論文の最後に、Watsonは次のように述べています。「患者への共感について立派に考えている裏口入学のユーモアの批評家は、時として医師への共感が不思議なほど欠如しているように見えることがあります。医学は奇妙な職業であり、普通の人々に、あたかも糞や嘔吐物が臭くないかのように、異常な死体が全く目立たないかのように、そして死が恐ろしくないかのように振舞うことを求めるのである」。私は裏方のユーモアの批評家ではあるが、医学という奇妙な職業に関するこれらの事柄はすべて真実であり、現実であると信じている批評家である。そしてそれらは本当に、本当に語られるべきものだと信じている。医学は、実存的な意味を持つ行為であり 実存的な意味を持つものであり、病人を看病するほとんどすべての人は、その境界を越えて、人間の死と有限性、そしてそれに伴う無力感が前面に押し出される空間を行き来する。このように、私たちが意図しているかどうかにかかわらず、また 社会は医療従事者に対し、意図的であろうとなかろうと、また好むと好まざるとにかかわらず、非常に重い負担を求めるようになったのです。
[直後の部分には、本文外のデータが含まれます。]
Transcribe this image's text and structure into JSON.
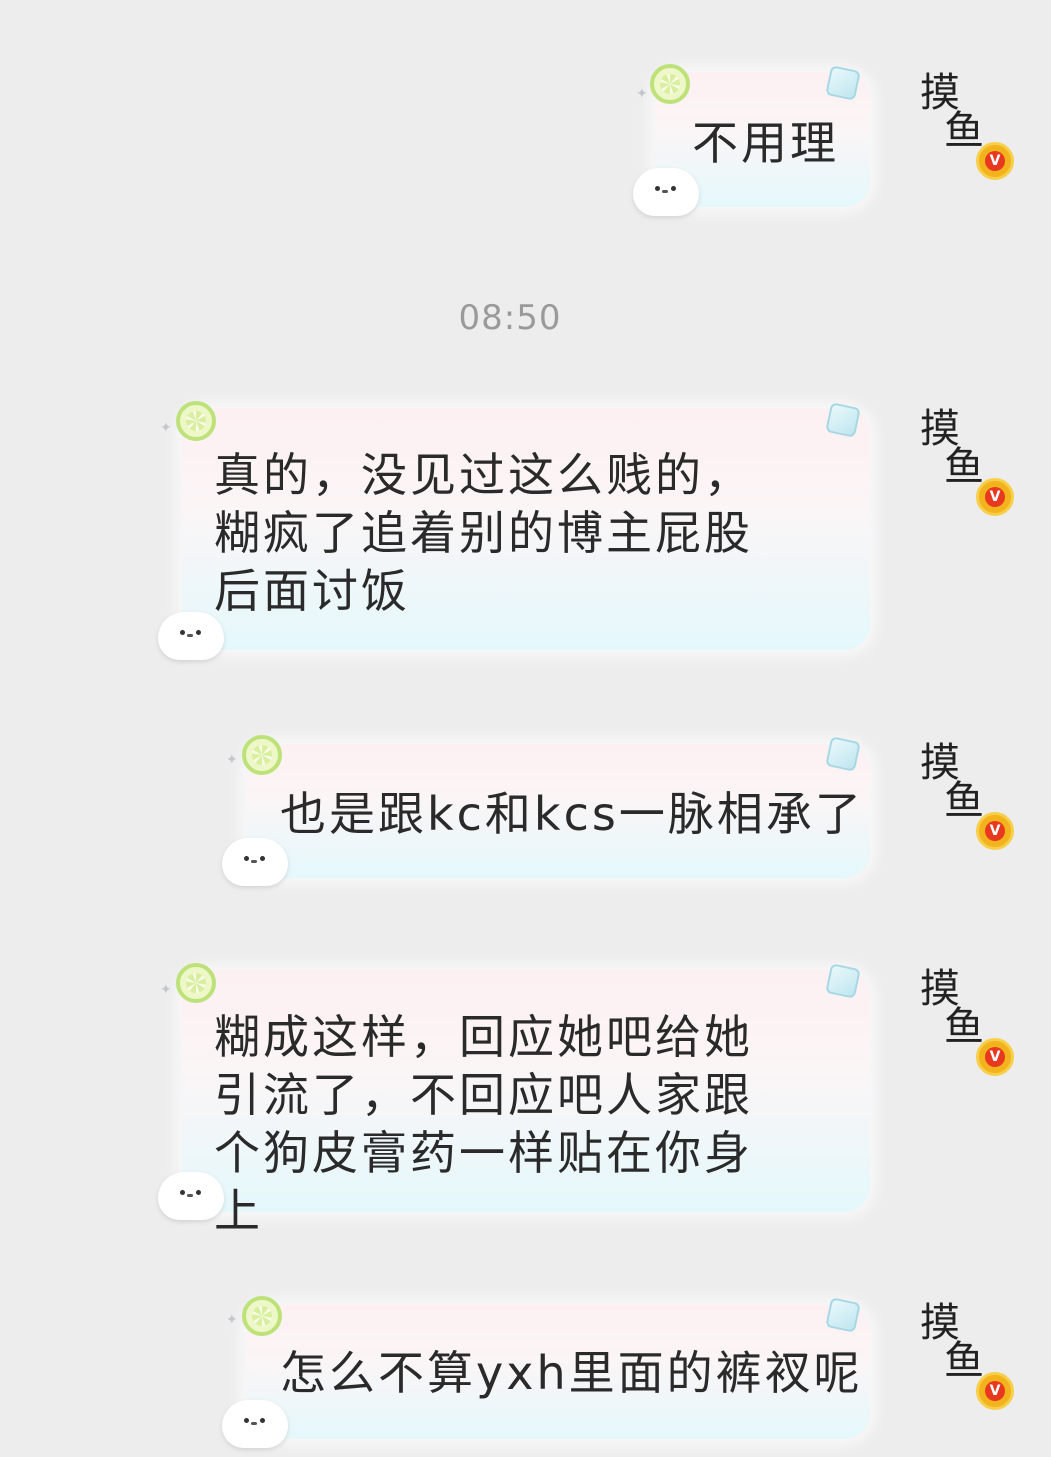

そして残念なことに、私たちはしばしば医療従事者に十分な準備をさせることができないでいます。そこで私たちは、医学教育に他の方法を取り入れなければなりません。そして、医師や研修中の医師が、病気の患者をケアする際に起こりうる苦痛や痛みを伴う問題について学び、考える場を設けなければなりません。私にとっては、これは共感を欠いた批判ではなく 医師を支え、患者を大切にしようという真に共感できる思いからです。
私見
Degratory humorやGallows humorに関する論文。How doctors feelのような感じかな?これは研究というのだろうか?最後は提言だったな。